Kemampuan menangkap kebenaran yang utuh itulah tingkat yang paling sulit dicapai oleh manusia, bahkan juga yang paling sulit dipahami. Foto/Ilustrasi: Ist
Cendekiawan Muslim, Prof Dr Nurcholish Madjid, MA (17 Maret 1939 – 29 Agustus 2005) atau populer dipanggil Cak Nur , mengatakan ihsan yang diwujudkan secara nyata dalam tasawuf , kemudian yang dipraktikkan melalui ajaran tarekat adalah sebuah wawasan tentang kebulatan, kebenaran, atau kebenaran dalam dimensinya yang utuh.

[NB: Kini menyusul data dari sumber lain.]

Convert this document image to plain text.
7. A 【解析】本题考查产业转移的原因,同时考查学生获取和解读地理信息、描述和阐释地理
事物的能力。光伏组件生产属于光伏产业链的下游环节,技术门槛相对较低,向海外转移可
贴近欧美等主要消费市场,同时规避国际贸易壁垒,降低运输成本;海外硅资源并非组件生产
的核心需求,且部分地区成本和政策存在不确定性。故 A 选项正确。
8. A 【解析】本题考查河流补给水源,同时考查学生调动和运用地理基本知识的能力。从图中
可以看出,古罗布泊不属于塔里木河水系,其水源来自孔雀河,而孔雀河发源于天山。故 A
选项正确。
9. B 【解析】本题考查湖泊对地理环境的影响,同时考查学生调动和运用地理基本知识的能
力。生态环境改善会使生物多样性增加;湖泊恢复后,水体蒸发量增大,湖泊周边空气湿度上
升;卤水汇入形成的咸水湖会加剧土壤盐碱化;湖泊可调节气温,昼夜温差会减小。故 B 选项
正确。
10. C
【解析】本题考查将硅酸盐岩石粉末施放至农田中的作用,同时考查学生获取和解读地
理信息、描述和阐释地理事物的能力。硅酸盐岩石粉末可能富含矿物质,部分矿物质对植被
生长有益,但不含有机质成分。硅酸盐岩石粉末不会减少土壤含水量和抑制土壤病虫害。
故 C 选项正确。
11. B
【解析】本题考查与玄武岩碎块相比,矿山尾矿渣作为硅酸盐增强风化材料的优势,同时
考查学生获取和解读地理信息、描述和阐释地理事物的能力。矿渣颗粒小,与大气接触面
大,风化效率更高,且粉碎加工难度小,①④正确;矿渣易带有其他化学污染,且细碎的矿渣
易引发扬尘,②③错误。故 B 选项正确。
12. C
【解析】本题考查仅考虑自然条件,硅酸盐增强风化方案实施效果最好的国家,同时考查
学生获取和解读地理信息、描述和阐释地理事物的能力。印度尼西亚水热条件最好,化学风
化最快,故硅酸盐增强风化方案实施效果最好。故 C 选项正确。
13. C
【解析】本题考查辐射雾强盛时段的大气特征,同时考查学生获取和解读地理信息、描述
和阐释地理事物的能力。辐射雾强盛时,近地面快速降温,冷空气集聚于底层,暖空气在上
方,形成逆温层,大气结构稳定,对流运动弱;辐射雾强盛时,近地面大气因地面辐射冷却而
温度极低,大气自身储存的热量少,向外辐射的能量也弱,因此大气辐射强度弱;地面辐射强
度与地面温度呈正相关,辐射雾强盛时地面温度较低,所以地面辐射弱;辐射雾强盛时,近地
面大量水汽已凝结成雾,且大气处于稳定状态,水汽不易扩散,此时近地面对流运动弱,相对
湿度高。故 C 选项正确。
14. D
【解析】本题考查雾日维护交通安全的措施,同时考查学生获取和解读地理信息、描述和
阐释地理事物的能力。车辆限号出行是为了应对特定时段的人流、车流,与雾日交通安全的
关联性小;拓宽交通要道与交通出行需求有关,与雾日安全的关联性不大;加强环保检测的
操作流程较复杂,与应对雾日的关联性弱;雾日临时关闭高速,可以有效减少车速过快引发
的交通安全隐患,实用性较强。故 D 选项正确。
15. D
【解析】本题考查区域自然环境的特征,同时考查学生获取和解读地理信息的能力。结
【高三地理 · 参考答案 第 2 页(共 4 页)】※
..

Kemampuan menangkap kebenaran yang utuh itulah tingkat yang paling sulit dicapai oleh manusia, bahkan juga yang paling sulit dipahami. “Sebabnya ialah, kebenaran dalam dimensinya yang utuh, justru dalam dirinya mengandung paradoks, dan orang dapat belajar menangkap keutuhan kebenaran itu jika ia terlatih melihat paradoks-paradoks dan berusaha menangkap apa hakikat yang ada di balik penampakan lahiriyahnya itu,” ujar Cak Nur dalam buku berjudul “Kontekstualisasi Doktrin Islam Dalam Sejarah”.
Menurutnya, pembahasan tentang kebenaran yang utuh dalam wujud yang paradoksal itu biasanya dilakukan dengan merujuk pada kisah dalam Kitab Suci tentang Nabi Musa as , dengan seorang yang dilukiskan sebagai seorang hamba Allah yang memperoleh ‘ilmu ladunni, yaitu ilmu yang diberikan langsung oleh Allah.